Skoda’s current portfolio, he noted, already covers 60–65% of the Indian market — from the A00 SUV segment (Kylak) to the Kushaq, Slavia, and Kodiaq. “Our effort will be to make maximum use of the portfolio we have, bring frequent refreshes. The Slavia and the Kushaq refreshes are what we are working on, and we are also looking at the bigger segments like the Kodiaq segment,” he adds. 

However, he emphasised that despite the need for faster product cycles, the company’s portfolio remains relatively fresh. “The Kylak is only six months old, and the Kodiaq is five months old. So, we have a new enough portfolio. Future product portfolios are under discussion, but it’s too early to talk about them.”

The compact SUV Kylak has emerged as a blockbuster, contributing around 60% of Skoda India’s total sales. Gupta, however, does not view this as over-dependence. “If you look at the dynamics of the Indian market, 30 percent of the market is the smallest SUV segment, where we are present with the Kylak. So, in everybody’s portfolio, this one hero product exists. This segment will continue to be the biggest part of any portfolio,” he said. 

Localising while exporting globally

Exports form a crucial part of Skoda India’s business, contributing around 40% of total production. “We are one of the largest exporters from India. Our biggest markets are in Latin America and South Africa. Mexico is one of our biggest customers. We have been successful in making India a base for exports, and that will continue,” he said.

Localization, he added, remains vital for competitiveness in both domestic and export markets.  

“Without localization and achieving the local cost base, no OEM can expand. But with global geopolitical shifts, you have to balance between local production and opening up globally. We are big proponents of open trade; tariffs are never good,” he said. 

Free trade discussions with Europe, he said, could further benefit Skoda as a European manufacturer. “It would allow us to bring our global products into India at better price points and give Indian customers access to a wider portfolio,” he added.

EVs remain the long-term future

While the industry is debating the role of hybrids amid slowing global EV growth, Gupta remains clear-eyed about the long-term direction.  “The future will continue to be electric because that is a more sustainable powertrain but in the interim, during the transition, everyone will have to look at various options like gasoline, CNG and hybrids,” he said. 

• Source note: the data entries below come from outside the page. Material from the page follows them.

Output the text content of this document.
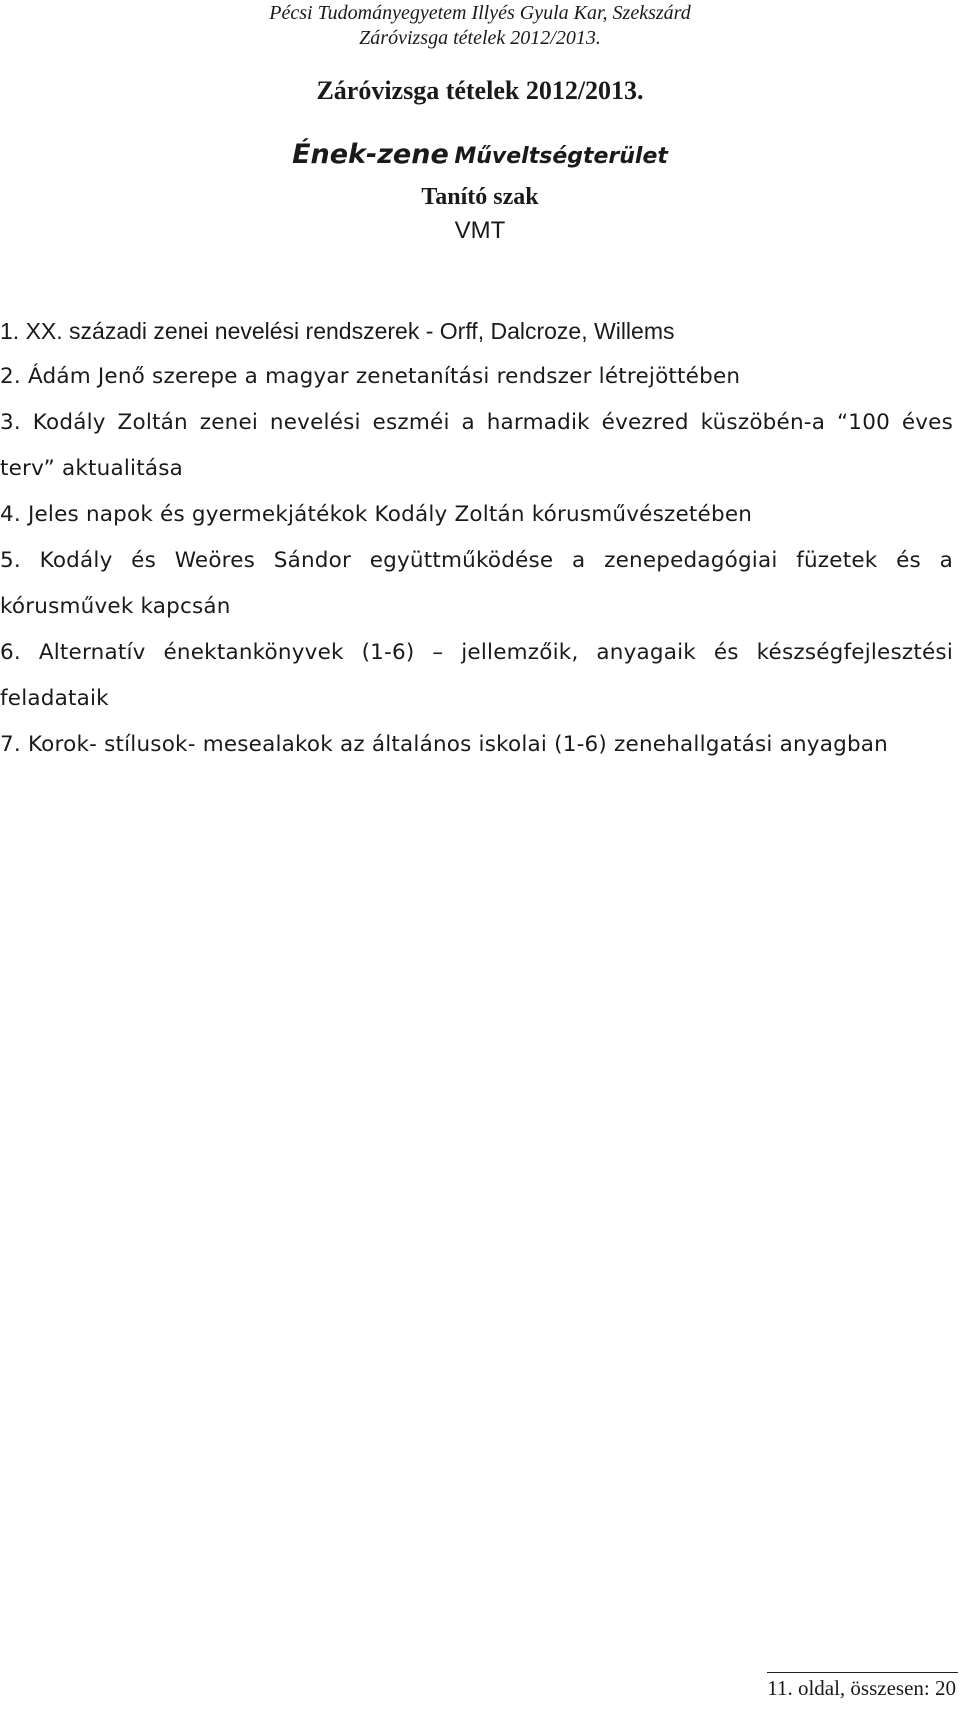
Pécsi Tudományegyetem Illyés Gyula Kar, Szekszárd
Záróvizsga tételek 2012/2013.
Záróvizsga tételek 2012/2013.
Ének-zene Műveltségterület
Tanító szak
VMT
1. XX. századi zenei nevelési rendszerek - Orff, Dalcroze, Willems
2. Ádám Jenő szerepe a magyar zenetanítási rendszer létrejöttében
3. Kodály Zoltán zenei nevelési eszméi a harmadik évezred küszöbén-a “100 éves terv” aktualitása
4. Jeles napok és gyermekjátékok Kodály Zoltán kórusművészetében
5. Kodály és Weöres Sándor együttműködése a zenepedagógiai füzetek és a kórusművek kapcsán
6. Alternatív énektankönyvek (1-6) – jellemzőik, anyagaik és készségfejlesztési feladataik
7. Korok- stílusok- mesealakok az általános iskolai (1-6) zenehallgatási anyagban
11. oldal, összesen: 20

He acknowledged that regulatory frameworks would determine the pace of powertrain transitions. “At this point, GST changes have not given anything extra to EVs, but they continue to be taxed at 5%, which is a strong incentive. There’s nothing additional for hybrids,” he said.  

While he admitted hybrids have grown without incentives, Gupta cautioned against expecting subsidies across all technologies.  “Demanding subsidy on every kind of powertrain is not right. Beyond a point, it comes down to what the customers prefer. Incentivization helps in the short term, but the true test of a technology is when it stands without incentives,” he said.